Presently, many "aboriginal" people, who have absolutely no ties with First Nation and Inuit communities, are still being permitted by federal and provincial governments, and courts, to exercise aboriginal hunting and fishing rights.
On the identity issue, since my 1996 column was published, things have got worse - individual First Nation identities have been almost excluded from publication. Examples: I recently read two stories about Bouctouche and Membertou, both Mi'kmaq First Nation communities. In them, the term Mi'kmaq was not used once. Instead, the term "aboriginal" was used exclusively - aboriginal community, aboriginal chief, aboriginal achievement, etc. If a reader didn't know better, there was no way of telling that they were Mi'kmaq.
Adding strength to this assertion, there is, among many other similar news stories, the story of Neil Stonechild, a boy allegedly left on the outskirts of Saskatoon by police to freeze to death - which was part of our daily news for quite some time. Yet, how many of you know that he was a member of the great Cree Nation? Not many, because it was reported almost exclusively that he and his family were "aboriginal."

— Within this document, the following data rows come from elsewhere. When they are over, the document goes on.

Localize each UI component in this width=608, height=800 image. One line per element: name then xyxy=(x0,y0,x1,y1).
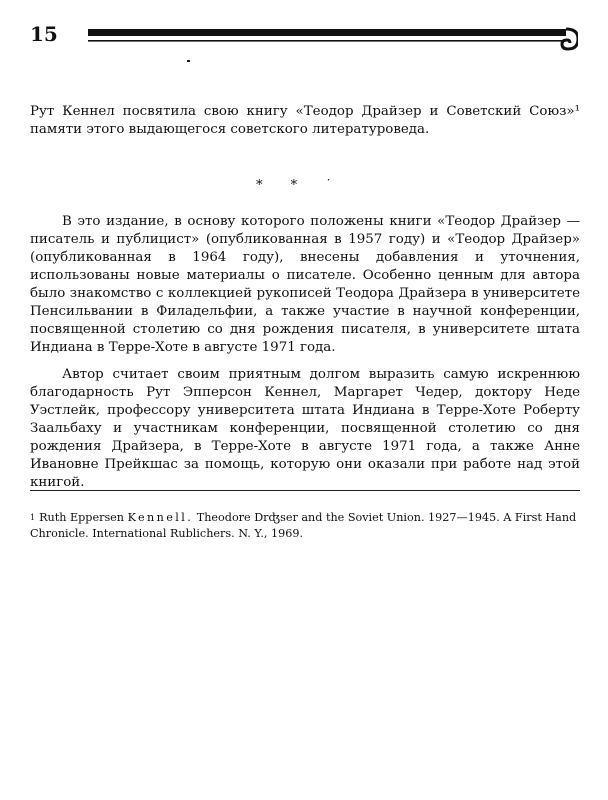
section-break-asterism: * * ˙ xyxy=(256,178,344,193)
footnote-author-family: Kennell. xyxy=(127,511,194,524)
footnote-citation: Theodore Drʤser and the Soviet Union. 1927—1945. A First Hand Chronicle. International Rublichers. N. Y., 1969. xyxy=(30,511,577,540)
header-rule-thick-bar xyxy=(88,29,566,36)
footnote-marker: 1 xyxy=(30,513,36,522)
footnote-separator xyxy=(30,490,580,491)
main-paragraph: В это издание, в основу которого положены книги «Теодор Драйзер — писатель и публицист» (опубликованная в 1957 году) и «Теодор Драйзер» (опубликованная в 1964 году), внесены добавления и уточнения, использованы новые материалы о писателе. Особенно ценным для автора было знакомство с коллекцией рукописей Теодора Драйзера в университете Пенсильвании в Филадельфии, а также участие в научной конференции, посвященной столетию со дня рождения писателя, в университете штата Индиана в Терре-Хоте в августе 1971 года. xyxy=(30,214,580,355)
page-number: 15 xyxy=(30,22,58,46)
header-rule-thin-line xyxy=(88,40,566,42)
intro-paragraph: Рут Кеннел посвятила свою книгу «Теодор Драйзер и Советский Союз»¹ памяти этого выдающегося советского литературоведа. xyxy=(30,104,580,137)
footnote xyxy=(30,510,590,542)
stray-ink-mark xyxy=(187,60,190,62)
acknowledgment-paragraph: Автор считает своим приятным долгом выразить самую искреннюю благодарность Рут Эпперсон Кеннел, Маргарет Чедер, доктору Неде Уэстлейк, профессору университета штата Индиана в Терре-Хоте Роберту Заальбаху и участникам конференции, посвященной столетию со дня рождения Драйзера, в Терре-Хоте в августе 1971 года, а также Анне Ивановне Прейкшас за помощь, которую они оказали при работе над этой книгой. xyxy=(30,367,580,490)
header-decorative-rule xyxy=(88,25,578,51)
footnote-author-given: Ruth Eppersen xyxy=(39,511,125,524)
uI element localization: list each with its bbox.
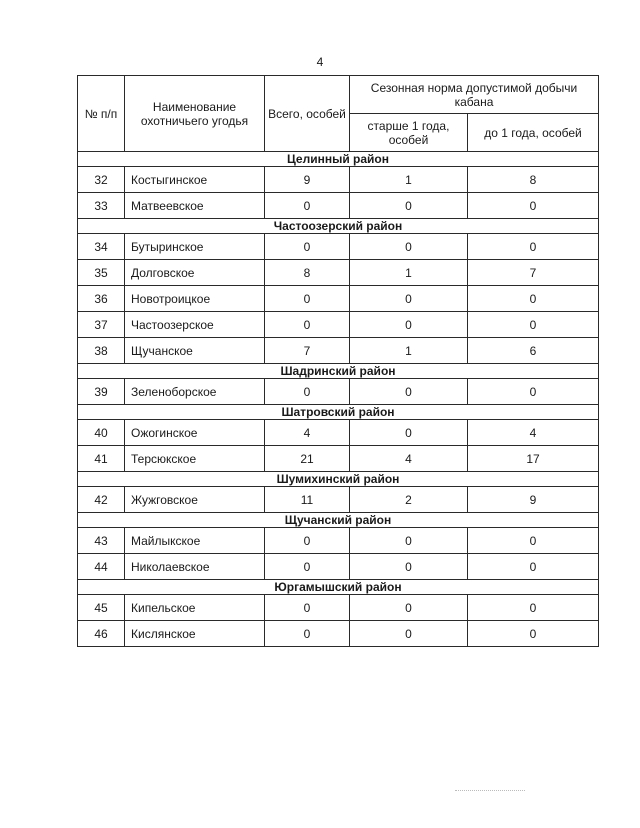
row-total: 4: [265, 420, 350, 446]
table-row: [78, 312, 599, 338]
row-total: 0: [265, 595, 350, 621]
row-over1: 1: [350, 167, 468, 193]
row-total: 8: [265, 260, 350, 286]
bottom-dotted-line: [455, 790, 525, 791]
row-under1: 0: [468, 528, 599, 554]
table-row: [78, 621, 599, 647]
table-row: [78, 260, 599, 286]
row-over1: 0: [350, 621, 468, 647]
row-number: 40: [78, 420, 125, 446]
row-total: 0: [265, 286, 350, 312]
row-ground-name: Зеленоборское: [125, 379, 265, 405]
row-ground-name: Ожогинское: [125, 420, 265, 446]
row-total: 0: [265, 193, 350, 219]
row-ground-name: Частоозерское: [125, 312, 265, 338]
row-ground-name: Кипельское: [125, 595, 265, 621]
table-body: [78, 152, 599, 647]
row-number: 33: [78, 193, 125, 219]
row-under1: 0: [468, 286, 599, 312]
section-row: [78, 580, 599, 595]
row-over1: 0: [350, 595, 468, 621]
row-number: 39: [78, 379, 125, 405]
row-number: 43: [78, 528, 125, 554]
header-num: № п/п: [78, 76, 125, 152]
section-title: Шадринский район: [78, 364, 599, 379]
table-row: [78, 167, 599, 193]
row-ground-name: Щучанское: [125, 338, 265, 364]
row-ground-name: Терсюкское: [125, 446, 265, 472]
row-under1: 6: [468, 338, 599, 364]
row-total: 0: [265, 554, 350, 580]
row-over1: 0: [350, 379, 468, 405]
row-number: 36: [78, 286, 125, 312]
row-total: 0: [265, 379, 350, 405]
row-total: 7: [265, 338, 350, 364]
table-row: [78, 193, 599, 219]
row-number: 37: [78, 312, 125, 338]
row-over1: 0: [350, 193, 468, 219]
row-over1: 0: [350, 286, 468, 312]
row-total: 11: [265, 487, 350, 513]
row-ground-name: Жужговское: [125, 487, 265, 513]
section-title: Юргамышский район: [78, 580, 599, 595]
row-number: 38: [78, 338, 125, 364]
row-total: 9: [265, 167, 350, 193]
row-over1: 0: [350, 420, 468, 446]
row-under1: 4: [468, 420, 599, 446]
section-title: Шумихинский район: [78, 472, 599, 487]
row-number: 45: [78, 595, 125, 621]
row-over1: 2: [350, 487, 468, 513]
row-total: 0: [265, 312, 350, 338]
row-total: 0: [265, 621, 350, 647]
section-title: Частоозерский район: [78, 219, 599, 234]
row-number: 34: [78, 234, 125, 260]
row-under1: 0: [468, 621, 599, 647]
row-total: 21: [265, 446, 350, 472]
row-over1: 1: [350, 260, 468, 286]
row-under1: 0: [468, 193, 599, 219]
row-over1: 0: [350, 528, 468, 554]
header-under1: до 1 года, особей: [468, 114, 599, 152]
table-row: [78, 234, 599, 260]
table-header: [78, 76, 599, 152]
section-title: Целинный район: [78, 152, 599, 167]
row-under1: 0: [468, 595, 599, 621]
table-row: [78, 554, 599, 580]
row-under1: 0: [468, 379, 599, 405]
table-row: [78, 487, 599, 513]
row-ground-name: Бутыринское: [125, 234, 265, 260]
section-row: [78, 472, 599, 487]
row-over1: 0: [350, 312, 468, 338]
header-norm: Сезонная норма допустимой добычи кабана: [350, 76, 599, 114]
row-total: 0: [265, 234, 350, 260]
section-row: [78, 513, 599, 528]
row-number: 44: [78, 554, 125, 580]
row-ground-name: Николаевское: [125, 554, 265, 580]
section-title: Шатровский район: [78, 405, 599, 420]
table-row: [78, 528, 599, 554]
table-row: [78, 338, 599, 364]
row-over1: 0: [350, 554, 468, 580]
row-ground-name: Майлыкское: [125, 528, 265, 554]
header-over1: старше 1 года, особей: [350, 114, 468, 152]
page-number: 4: [316, 55, 324, 69]
row-ground-name: Новотроицкое: [125, 286, 265, 312]
table-row: [78, 379, 599, 405]
row-under1: 7: [468, 260, 599, 286]
row-number: 42: [78, 487, 125, 513]
row-under1: 8: [468, 167, 599, 193]
row-ground-name: Матвеевское: [125, 193, 265, 219]
header-name: Наименование охотничьего угодья: [125, 76, 265, 152]
table-row: [78, 286, 599, 312]
table-row: [78, 446, 599, 472]
row-total: 0: [265, 528, 350, 554]
row-under1: 17: [468, 446, 599, 472]
header-total: Всего, особей: [265, 76, 350, 152]
row-number: 32: [78, 167, 125, 193]
row-under1: 0: [468, 234, 599, 260]
table-row: [78, 595, 599, 621]
section-row: [78, 405, 599, 420]
row-under1: 0: [468, 312, 599, 338]
hunting-grounds-table: [77, 75, 599, 647]
section-title: Щучанский район: [78, 513, 599, 528]
row-under1: 9: [468, 487, 599, 513]
row-ground-name: Долговское: [125, 260, 265, 286]
section-row: [78, 152, 599, 167]
table-row: [78, 420, 599, 446]
row-number: 46: [78, 621, 125, 647]
row-over1: 0: [350, 234, 468, 260]
row-ground-name: Кислянское: [125, 621, 265, 647]
section-row: [78, 219, 599, 234]
row-over1: 1: [350, 338, 468, 364]
row-number: 41: [78, 446, 125, 472]
row-number: 35: [78, 260, 125, 286]
row-under1: 0: [468, 554, 599, 580]
section-row: [78, 364, 599, 379]
row-ground-name: Костыгинское: [125, 167, 265, 193]
row-over1: 4: [350, 446, 468, 472]
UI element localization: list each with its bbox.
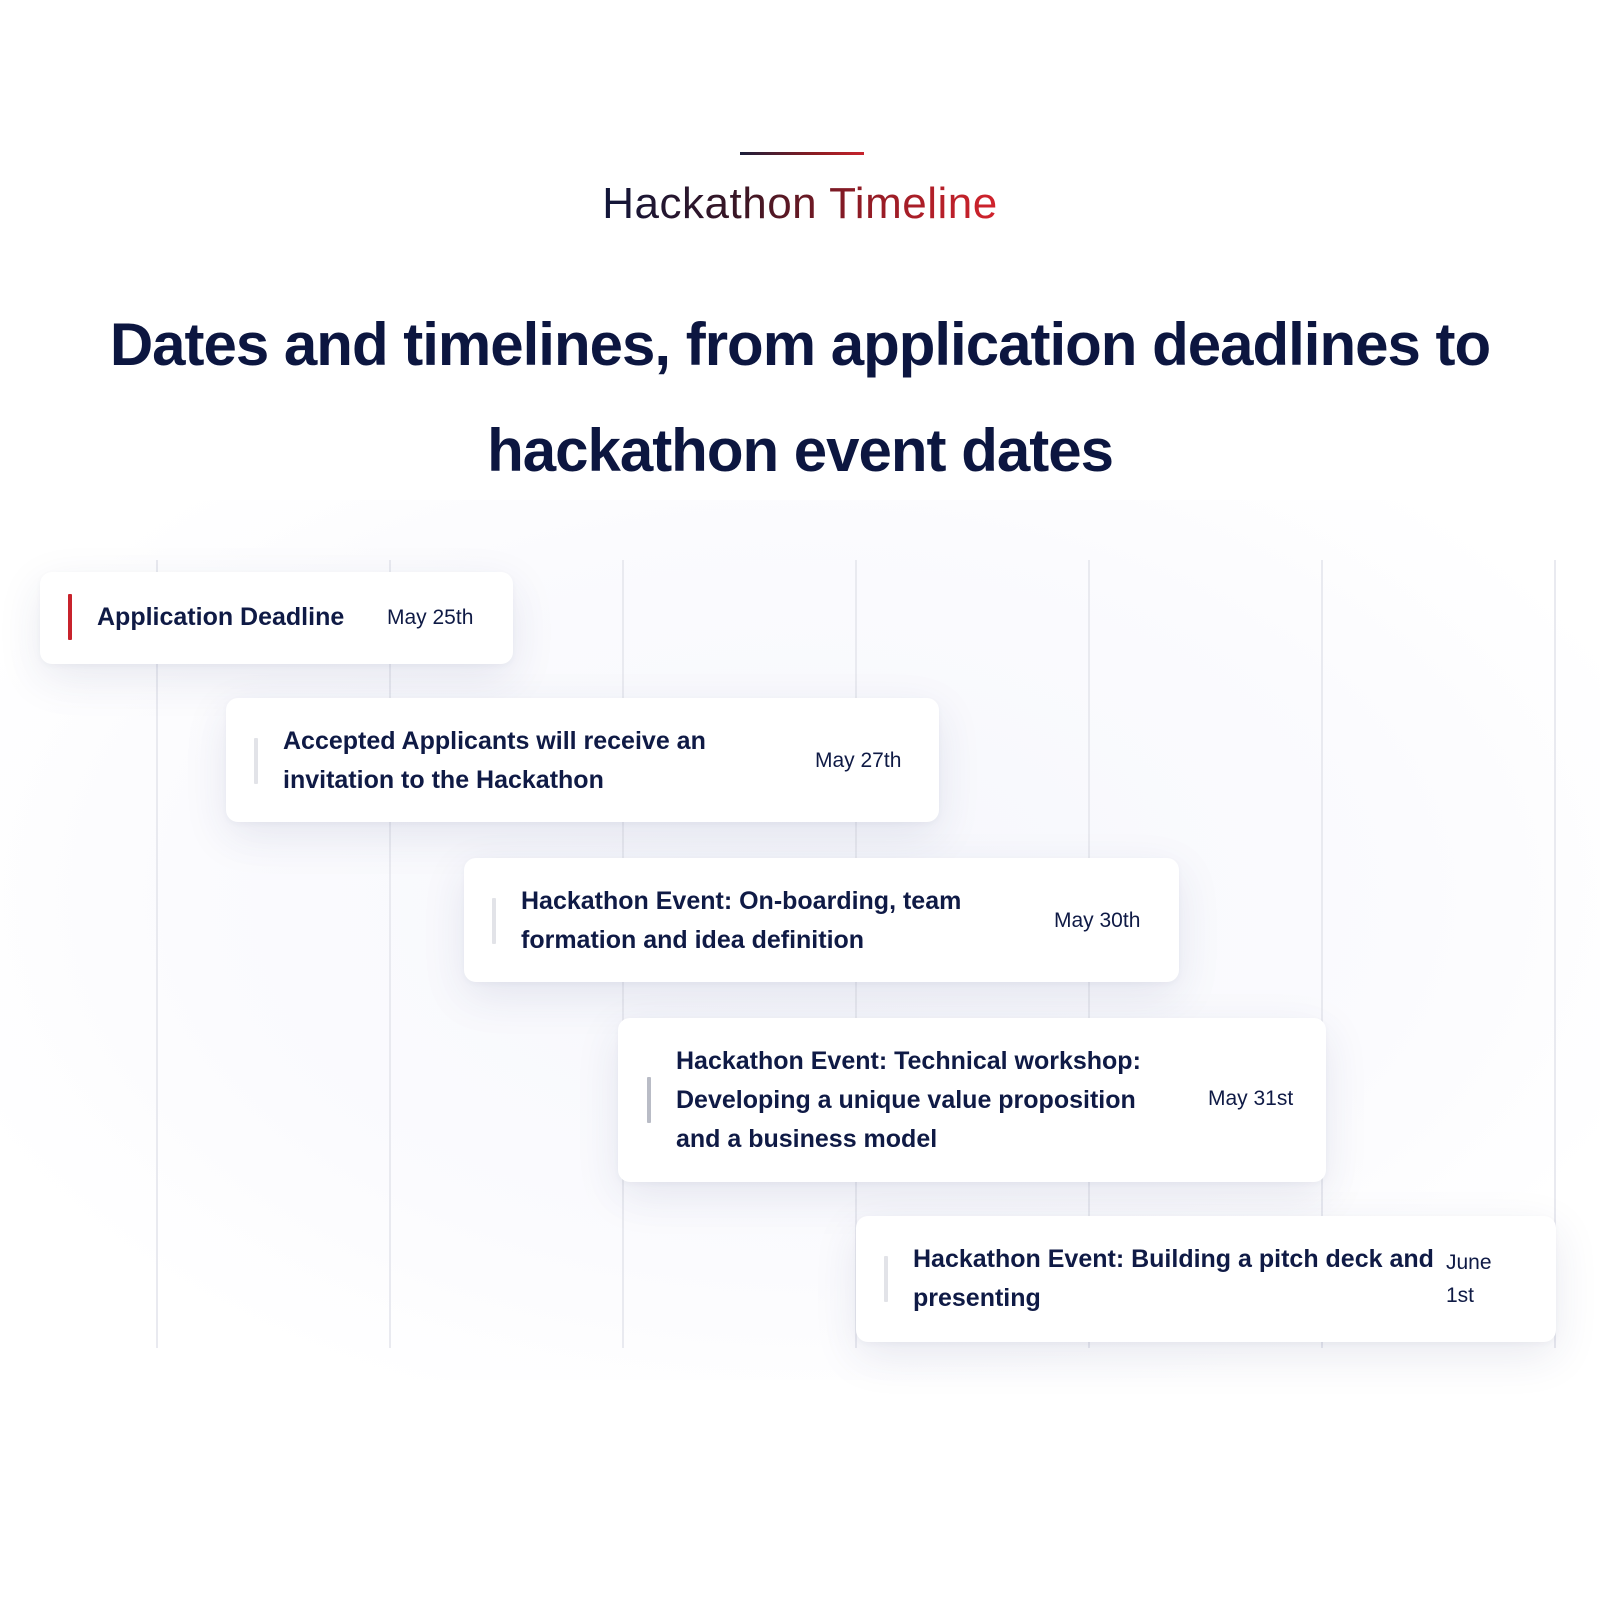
eyebrow-accent-line bbox=[740, 152, 864, 155]
timeline-card-title: Hackathon Event: Building a pitch deck and presenting bbox=[913, 1245, 1434, 1312]
timeline-card-technical-workshop[interactable] bbox=[618, 1018, 1326, 1182]
timeline-card-date: June 1st bbox=[1446, 1251, 1492, 1307]
timeline-card-title: Application Deadline bbox=[97, 603, 345, 631]
timeline-marker bbox=[884, 1256, 888, 1302]
section-eyebrow-text: Hackathon Timeline bbox=[602, 179, 998, 228]
timeline-card-title: Hackathon Event: On-boarding, team formation and idea definition bbox=[521, 887, 962, 954]
page-headline: Dates and timelines, from application deadlines to hackathon event dates bbox=[109, 311, 1491, 484]
timeline-card-application-deadline[interactable] bbox=[40, 572, 513, 664]
timeline-card-date: May 25th bbox=[387, 606, 474, 629]
timeline-marker bbox=[254, 738, 258, 784]
timeline-grid-line bbox=[389, 560, 391, 1348]
timeline-marker bbox=[647, 1077, 651, 1123]
timeline-marker bbox=[492, 898, 496, 944]
section-eyebrow bbox=[0, 176, 1600, 232]
timeline-card-date: May 31st bbox=[1208, 1087, 1294, 1110]
timeline-card-title: Accepted Applicants will receive an invitation to the Hackathon bbox=[283, 727, 706, 794]
timeline-card-title: Hackathon Event: Technical workshop: Developing a unique value proposition and a business model bbox=[676, 1047, 1141, 1153]
timeline-card-date: May 30th bbox=[1054, 909, 1141, 932]
timeline-card-invitation[interactable] bbox=[226, 698, 939, 822]
timeline-active-marker bbox=[68, 594, 72, 640]
timeline-card-date: May 27th bbox=[815, 749, 902, 772]
timeline-grid-line bbox=[156, 560, 158, 1348]
timeline-card-onboarding[interactable] bbox=[464, 858, 1179, 982]
timeline-card-pitch-deck[interactable] bbox=[856, 1216, 1556, 1342]
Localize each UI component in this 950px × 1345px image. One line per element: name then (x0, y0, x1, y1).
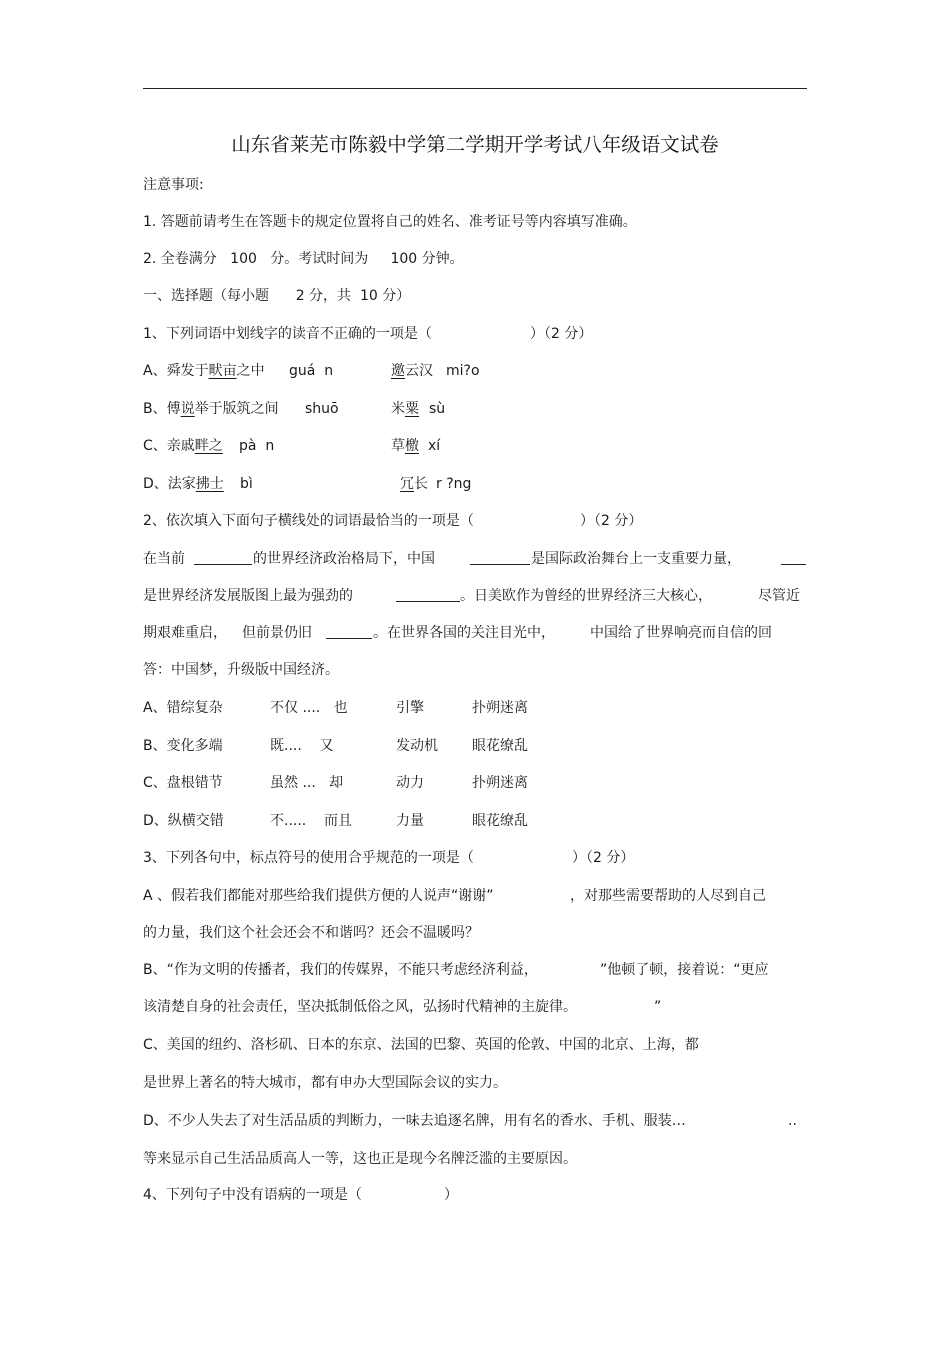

There is no such thing as a First Nation called "aboriginal," with an aboriginal language, aboriginal culture, etc. The First Nations of North America constitute very distinct indigenous cultures, with very distinct languages, customs, etc. Is it so hard, when describing the activities of one of our First Nations, to use the term Mi'kmaq, Maliseet, Mohawk, Sioux, etc.? Please use them. A Mi'kmaq cannot understand the Sioux language, or vice versa, we are not the same.
National Chief Phil Fontaine, and First Nation leaders in the U.S. should get interested and take steps to reverse this melting pot slide.